Dans le secret, il a recruté des officiers bassistes qui mettaient en doute l'autoritarisme de Saddam Hussein. L'organisation qu'il a créée, le Mouvement de l'entente nationale, a tenté de renverser le leader en 1996, mais, infiltrée, elle a connu un échec sanglant.

Déçu d'avoir été abandonné par la CIA et le MI6, Iyad Allaoui a boudé pendant un certain temps ses anciens alliés, mais lors de l'invasion américaine commandée par George W. Bush, il était de retour dans les bonnes grâces. En 2004, il a été nommé premier ministre du gouvernement de transition.

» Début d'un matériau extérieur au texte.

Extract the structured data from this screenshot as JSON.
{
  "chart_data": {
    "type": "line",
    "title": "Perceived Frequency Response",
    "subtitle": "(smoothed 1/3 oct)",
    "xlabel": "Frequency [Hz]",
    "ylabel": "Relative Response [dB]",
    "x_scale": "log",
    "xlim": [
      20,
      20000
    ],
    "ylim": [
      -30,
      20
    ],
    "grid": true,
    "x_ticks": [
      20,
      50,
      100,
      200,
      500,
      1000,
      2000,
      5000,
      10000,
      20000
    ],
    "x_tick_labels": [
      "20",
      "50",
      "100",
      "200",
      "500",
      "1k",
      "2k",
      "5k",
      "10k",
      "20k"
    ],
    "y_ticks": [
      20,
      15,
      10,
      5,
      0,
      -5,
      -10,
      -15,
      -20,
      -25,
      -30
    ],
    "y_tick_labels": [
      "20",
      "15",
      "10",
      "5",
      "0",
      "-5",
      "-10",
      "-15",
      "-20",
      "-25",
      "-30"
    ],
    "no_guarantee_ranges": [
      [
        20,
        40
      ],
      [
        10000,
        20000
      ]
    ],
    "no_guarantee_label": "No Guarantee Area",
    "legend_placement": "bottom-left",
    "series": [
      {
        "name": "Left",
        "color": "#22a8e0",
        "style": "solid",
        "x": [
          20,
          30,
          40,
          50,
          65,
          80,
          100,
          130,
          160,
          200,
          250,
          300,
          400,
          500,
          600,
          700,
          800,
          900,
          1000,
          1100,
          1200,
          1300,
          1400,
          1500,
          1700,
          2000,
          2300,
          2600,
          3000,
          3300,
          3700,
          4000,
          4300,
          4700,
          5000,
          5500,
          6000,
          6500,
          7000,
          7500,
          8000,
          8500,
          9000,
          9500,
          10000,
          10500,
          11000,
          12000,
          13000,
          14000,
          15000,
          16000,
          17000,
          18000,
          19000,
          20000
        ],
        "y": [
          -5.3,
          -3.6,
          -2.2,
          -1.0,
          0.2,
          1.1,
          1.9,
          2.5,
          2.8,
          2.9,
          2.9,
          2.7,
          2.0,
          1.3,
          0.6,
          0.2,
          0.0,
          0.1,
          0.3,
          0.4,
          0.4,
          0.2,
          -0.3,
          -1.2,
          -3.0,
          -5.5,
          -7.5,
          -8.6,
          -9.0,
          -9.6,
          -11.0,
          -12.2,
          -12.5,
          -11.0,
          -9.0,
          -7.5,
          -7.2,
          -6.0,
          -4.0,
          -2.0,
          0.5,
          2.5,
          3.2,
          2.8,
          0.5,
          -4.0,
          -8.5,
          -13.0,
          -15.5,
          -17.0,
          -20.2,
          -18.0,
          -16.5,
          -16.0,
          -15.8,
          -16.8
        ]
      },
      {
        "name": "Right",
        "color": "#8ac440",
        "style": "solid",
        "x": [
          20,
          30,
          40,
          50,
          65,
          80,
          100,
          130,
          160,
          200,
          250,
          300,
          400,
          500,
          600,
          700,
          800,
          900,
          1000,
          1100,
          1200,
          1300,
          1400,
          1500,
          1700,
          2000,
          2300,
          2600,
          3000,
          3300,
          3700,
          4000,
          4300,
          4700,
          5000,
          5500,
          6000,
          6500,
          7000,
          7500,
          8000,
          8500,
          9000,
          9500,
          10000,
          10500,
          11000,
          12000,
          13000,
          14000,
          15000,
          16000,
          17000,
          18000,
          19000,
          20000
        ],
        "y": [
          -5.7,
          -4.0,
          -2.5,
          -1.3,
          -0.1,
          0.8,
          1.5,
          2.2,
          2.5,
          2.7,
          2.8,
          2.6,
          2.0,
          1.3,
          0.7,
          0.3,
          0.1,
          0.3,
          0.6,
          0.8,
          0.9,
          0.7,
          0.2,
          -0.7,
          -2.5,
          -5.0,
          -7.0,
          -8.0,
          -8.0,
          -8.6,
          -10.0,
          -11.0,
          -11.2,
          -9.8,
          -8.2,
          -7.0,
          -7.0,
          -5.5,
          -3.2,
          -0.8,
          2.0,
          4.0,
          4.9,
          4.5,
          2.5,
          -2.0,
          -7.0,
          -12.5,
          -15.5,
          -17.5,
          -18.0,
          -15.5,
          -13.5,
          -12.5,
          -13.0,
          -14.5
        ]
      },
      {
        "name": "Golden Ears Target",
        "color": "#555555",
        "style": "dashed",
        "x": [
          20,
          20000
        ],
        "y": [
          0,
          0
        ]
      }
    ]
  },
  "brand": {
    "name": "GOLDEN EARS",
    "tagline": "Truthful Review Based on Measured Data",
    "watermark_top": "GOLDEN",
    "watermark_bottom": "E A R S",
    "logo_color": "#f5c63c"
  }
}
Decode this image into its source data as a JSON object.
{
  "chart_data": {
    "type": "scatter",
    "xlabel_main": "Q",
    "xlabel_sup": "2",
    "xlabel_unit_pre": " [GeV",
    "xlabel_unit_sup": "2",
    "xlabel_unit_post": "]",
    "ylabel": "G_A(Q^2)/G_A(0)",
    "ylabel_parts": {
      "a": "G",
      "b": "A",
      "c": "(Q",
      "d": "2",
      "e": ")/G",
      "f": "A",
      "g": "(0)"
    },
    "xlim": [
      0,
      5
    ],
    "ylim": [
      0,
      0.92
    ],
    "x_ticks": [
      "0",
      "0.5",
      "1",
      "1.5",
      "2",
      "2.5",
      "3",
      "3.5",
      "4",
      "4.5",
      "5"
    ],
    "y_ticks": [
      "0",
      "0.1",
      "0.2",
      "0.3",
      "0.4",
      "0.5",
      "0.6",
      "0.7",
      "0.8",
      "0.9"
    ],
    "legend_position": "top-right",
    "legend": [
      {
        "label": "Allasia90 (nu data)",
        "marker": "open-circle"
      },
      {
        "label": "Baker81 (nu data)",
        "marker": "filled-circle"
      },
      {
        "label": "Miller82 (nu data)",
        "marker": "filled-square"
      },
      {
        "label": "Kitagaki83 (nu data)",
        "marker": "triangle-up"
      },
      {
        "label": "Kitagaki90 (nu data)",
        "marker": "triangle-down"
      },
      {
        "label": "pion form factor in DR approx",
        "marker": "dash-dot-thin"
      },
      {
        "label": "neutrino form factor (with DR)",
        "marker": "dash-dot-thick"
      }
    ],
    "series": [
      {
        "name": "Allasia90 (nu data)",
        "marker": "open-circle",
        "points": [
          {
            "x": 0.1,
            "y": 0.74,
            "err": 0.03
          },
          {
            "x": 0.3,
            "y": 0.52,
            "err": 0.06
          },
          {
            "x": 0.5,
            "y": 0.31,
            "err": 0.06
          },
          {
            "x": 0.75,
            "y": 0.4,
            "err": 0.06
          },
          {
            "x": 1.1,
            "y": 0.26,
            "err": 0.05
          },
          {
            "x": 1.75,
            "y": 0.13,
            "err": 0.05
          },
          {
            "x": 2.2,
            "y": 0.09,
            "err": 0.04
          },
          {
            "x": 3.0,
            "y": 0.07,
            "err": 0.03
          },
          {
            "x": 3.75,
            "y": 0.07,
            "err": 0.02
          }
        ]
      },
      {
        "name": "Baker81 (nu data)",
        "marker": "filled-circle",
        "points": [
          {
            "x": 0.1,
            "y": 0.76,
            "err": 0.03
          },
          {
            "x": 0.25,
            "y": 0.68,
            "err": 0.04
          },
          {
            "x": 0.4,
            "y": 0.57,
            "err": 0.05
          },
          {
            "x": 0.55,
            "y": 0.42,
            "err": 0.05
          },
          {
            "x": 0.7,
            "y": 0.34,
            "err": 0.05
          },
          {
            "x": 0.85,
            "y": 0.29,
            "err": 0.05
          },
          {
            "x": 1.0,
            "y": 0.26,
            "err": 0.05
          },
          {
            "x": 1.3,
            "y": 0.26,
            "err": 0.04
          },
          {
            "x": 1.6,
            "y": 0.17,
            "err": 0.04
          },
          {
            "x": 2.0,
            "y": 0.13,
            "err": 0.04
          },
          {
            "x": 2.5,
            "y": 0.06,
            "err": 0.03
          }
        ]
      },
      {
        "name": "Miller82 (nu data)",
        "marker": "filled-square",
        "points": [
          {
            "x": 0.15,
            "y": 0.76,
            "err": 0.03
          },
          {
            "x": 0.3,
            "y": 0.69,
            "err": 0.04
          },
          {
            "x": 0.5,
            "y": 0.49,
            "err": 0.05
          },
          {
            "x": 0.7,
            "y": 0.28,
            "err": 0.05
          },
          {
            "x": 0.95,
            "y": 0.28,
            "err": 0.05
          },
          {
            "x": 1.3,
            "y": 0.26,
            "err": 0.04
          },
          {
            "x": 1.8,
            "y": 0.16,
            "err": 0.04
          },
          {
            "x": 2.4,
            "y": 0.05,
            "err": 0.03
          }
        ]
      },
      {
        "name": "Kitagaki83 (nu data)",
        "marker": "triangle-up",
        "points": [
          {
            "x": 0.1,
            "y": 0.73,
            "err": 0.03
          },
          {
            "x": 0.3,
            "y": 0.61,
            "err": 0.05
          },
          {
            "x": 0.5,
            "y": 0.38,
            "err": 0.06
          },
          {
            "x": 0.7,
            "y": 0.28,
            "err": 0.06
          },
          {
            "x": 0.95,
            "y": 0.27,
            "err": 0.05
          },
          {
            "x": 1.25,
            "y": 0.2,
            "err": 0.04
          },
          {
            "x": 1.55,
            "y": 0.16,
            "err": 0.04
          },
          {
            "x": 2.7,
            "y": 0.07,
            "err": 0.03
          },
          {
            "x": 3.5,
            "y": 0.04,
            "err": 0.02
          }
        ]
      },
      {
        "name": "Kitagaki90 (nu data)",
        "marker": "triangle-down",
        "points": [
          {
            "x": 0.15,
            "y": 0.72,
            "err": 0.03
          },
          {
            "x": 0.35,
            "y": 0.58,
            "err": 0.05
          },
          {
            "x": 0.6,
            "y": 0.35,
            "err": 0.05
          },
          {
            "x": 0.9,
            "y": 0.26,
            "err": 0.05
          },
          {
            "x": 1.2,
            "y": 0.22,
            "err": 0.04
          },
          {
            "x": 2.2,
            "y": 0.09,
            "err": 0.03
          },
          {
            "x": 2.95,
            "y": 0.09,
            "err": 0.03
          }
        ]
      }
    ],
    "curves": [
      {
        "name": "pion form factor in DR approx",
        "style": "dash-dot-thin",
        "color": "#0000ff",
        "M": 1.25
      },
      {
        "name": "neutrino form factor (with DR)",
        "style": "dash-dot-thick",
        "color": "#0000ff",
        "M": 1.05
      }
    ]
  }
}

Appelés aux urnes l'année suivante, les Irakiens lui ont montré la porte. Ancien bassiste pour certains, surnommé «Petit Saddam» en référence à son obsession pour la sécurité, marionnette des Américains pour d'autres, il est arrivé troisième au premier scrutin post-Saddam. Beaucoup d'experts l'ont alors cru hors jeu, mais c'était mal le connaître. «Beaucoup de gens ont été surpris par son retour, mais il faut dire qu'il avait beaucoup de cartes dans son jeu», note Julien Saada, coordonnateur de l'Observatoire du Moyen-Orient de la chaire Raoul-Dandurand de l'Université du Québec à Montréal.

Le jeu des alliances

Prônant un gouvernement laïque et réclamant l'arabité de l'Irak face à l'influence sans cesse grandissante de l'Iran, Iyad Allaoui a réussi à rallier beaucoup d'Irakiens à sa cause. «Il a notamment joué la carte du gouvernement séculier non sectaire qui a rassuré beaucoup d'Irakiens, qui en ont assez de la guerre civile», explique M. Saada.

Ainsi, même s'il appartient lui-même à la communauté chiite, il a reçu d'importants appuis dans la communauté sunnite.

Le 7 mars, la liste électorale Iraqiya qu'il dirige a raflé 91 sièges, reléguant l'actuel premier ministre Nouri al-Maliki et son Alliance de l'État de droit au deuxième rang avec 89 sièges. Les deux hommes doivent maintenant faire des alliances afin d'obtenir les 163 sièges nécessaires pour prendre le pouvoir. Et tous les coups sont permis. Les supporteurs de Nouri al-Maliki espèrent notamment que les anciennes vies d'Iyad Allaoui - tour à tour bassiste, exilé, putschiste et pro-américain - reviendront le hanter. Dans l'Irak d'aujourd'hui, elles peuvent aussi jouer en sa faveur.